- Genre: documentary series
- Created by: Kirk Docker; Aaron Smith; Jon Casimir;
- Directed by: Kirk Docker
- Country of origin: Australia
- Original language: English
- No. of seasons: 2
- No. of episodes: 12

Production
- Executive producer: Kirk Docker
- Producers: Loni Cooper; Josh Schmidt; Jess Skinner;
- Production location: Australia
- Production company: Docker Media

Original release
- Network: ABC TV
- Release: 9 July 2024 – present

Related
- You Can't Ask That

= I Was Actually There =

Australian documentary television series

I Was Actually There is an Australian TV documentary series created by ABC Television which first premiered on 9 July 2024.

==Description==
The documentary series explores major moments in our recent history through the eyes, ears and voices of those who were directly involved.

==Production==
The series was created by the creators of You Can't Ask That, Kirk Docker, Aaron Smith and Jon Casimir.

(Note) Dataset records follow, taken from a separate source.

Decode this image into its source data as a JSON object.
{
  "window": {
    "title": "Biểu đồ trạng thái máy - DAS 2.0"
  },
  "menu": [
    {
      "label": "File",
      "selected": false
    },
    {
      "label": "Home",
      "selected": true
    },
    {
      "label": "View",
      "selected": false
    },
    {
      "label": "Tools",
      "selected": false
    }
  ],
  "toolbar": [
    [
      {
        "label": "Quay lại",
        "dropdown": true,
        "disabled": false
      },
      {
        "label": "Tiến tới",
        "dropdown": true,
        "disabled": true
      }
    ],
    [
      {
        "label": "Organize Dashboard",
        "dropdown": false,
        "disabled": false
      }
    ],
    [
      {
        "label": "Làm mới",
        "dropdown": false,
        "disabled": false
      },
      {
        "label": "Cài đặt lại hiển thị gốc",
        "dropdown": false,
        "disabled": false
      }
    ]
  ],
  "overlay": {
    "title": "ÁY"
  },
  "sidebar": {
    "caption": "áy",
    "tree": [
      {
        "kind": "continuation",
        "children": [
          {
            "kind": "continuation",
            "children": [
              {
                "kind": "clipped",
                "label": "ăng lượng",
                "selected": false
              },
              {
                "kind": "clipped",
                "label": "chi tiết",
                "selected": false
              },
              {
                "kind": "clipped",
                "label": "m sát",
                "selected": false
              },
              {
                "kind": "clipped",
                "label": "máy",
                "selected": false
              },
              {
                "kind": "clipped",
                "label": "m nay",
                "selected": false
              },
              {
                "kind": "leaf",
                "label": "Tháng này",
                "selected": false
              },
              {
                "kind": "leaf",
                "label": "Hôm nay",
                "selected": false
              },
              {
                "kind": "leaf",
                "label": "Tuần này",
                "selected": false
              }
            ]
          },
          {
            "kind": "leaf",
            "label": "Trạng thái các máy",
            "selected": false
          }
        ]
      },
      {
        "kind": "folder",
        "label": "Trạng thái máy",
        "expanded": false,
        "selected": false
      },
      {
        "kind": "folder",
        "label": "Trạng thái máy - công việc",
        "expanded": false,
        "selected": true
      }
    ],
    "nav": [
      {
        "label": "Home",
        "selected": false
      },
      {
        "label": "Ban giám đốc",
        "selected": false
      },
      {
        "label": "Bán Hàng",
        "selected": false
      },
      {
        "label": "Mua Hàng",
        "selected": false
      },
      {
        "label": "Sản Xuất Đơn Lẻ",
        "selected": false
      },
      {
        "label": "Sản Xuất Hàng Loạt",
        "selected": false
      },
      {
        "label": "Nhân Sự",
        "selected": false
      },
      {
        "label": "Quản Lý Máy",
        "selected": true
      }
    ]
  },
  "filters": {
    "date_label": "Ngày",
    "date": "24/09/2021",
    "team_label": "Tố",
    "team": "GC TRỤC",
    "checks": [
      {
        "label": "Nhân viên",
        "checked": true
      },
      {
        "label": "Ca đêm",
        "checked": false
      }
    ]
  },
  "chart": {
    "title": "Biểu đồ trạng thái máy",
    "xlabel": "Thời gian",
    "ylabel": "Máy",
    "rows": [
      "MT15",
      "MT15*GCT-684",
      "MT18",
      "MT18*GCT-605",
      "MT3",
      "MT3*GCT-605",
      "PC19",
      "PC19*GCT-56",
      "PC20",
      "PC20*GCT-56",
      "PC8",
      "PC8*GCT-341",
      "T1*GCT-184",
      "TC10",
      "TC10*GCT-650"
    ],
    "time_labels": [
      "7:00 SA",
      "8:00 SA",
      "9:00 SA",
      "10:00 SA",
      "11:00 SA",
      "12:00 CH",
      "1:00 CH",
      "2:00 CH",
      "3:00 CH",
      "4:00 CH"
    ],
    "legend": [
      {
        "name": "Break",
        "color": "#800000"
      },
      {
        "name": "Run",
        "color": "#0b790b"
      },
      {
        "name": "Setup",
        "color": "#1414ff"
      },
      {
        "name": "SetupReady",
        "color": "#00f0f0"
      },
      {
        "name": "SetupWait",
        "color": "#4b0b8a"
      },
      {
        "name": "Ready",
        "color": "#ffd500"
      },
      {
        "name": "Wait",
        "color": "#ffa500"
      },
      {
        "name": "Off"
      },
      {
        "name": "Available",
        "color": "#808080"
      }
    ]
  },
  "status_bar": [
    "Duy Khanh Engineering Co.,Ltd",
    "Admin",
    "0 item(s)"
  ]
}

It is produced by Docker Media for the ABC. Docker is also the director and executive producer of the series, while Loni Cooper, Josh Schmidt and Jess Skinner serve as producers. A second series will premiere on 7 October 2025.

==Podcast==
A companion podcast with the same name also aired on 9 July 2024, hosted by Kirk Docker and will give an in depth interview with an individual that appears on the TV series.

==Season overview==

| Season | Episodes | Originally aired |  |
| Season premiere | Season finale |
| 1 | 6 | 9 July 2024 | 13 August 2024 |
| 2 | 7 October 2025 | 11 November 2025 |

==Episodes==

=== Season 1 (2024) ===

| No. in series | No. in season | Title | Original airdate |
|---|---|---|---|
| 1 | 1 | "Port Arthur massacre: 28 April 1996" | 9 July 2024 |
| 2 | 2 | "Boxing Day tsunami: 26 December 2004" | 16 July 2024 |
| 3 | 3 | "AFL footballer Nicky Winmar’s stand against racism: 17 April 1993" | 23 July 2024 |
| 4 | 4 | "The Beatles’ world record-breaking Adelaide visit: 12 June 1964" | 30 July 2024 |
| 5 | 5 | "Woomera Detention Centre breakout: 29 March 2002" | 6 August 2024 |
| 6 | 6 | "Beaconsfield mine rescue: 9 May 2006" | 13 August 2024 |

=== Season 2 (2025) ===

| No. in series | No. in season | Title | Original airdate |
|---|---|---|---|
| 7 | 1 | "Black Saturday bushfires: 7 February 2009" | 7 October 2025 |
| 8 | 2 | "September 11 Terroists Attack: 11 September 2001" | 14 October 2025 |
| 9 | 3 | "The Dismissal: 11 November 1975" | 21 October 2025 |
| 10 | 4 | "Cronulla Riots: 11 December 2005" | 28 October 2025 |
| 11 | 5 | "Fairlie Arrow Abduction Hoax: 1991" | 4 November 2025 |
| 12 | 6 | "Sydney to Hobart Yacht Race Tragedy: 27 December 1998" | 11 November 2025 |

==Reception==
Graeme Blundell of The Australian wrote, "Docker has again created a kind of hybrid form, a marriage of the art of storytelling and the art of journalism, an entertaining attempt to make drama out of the observable world of real people, real places and real events.", about the series being created by Kirk Docker in a hybrid form.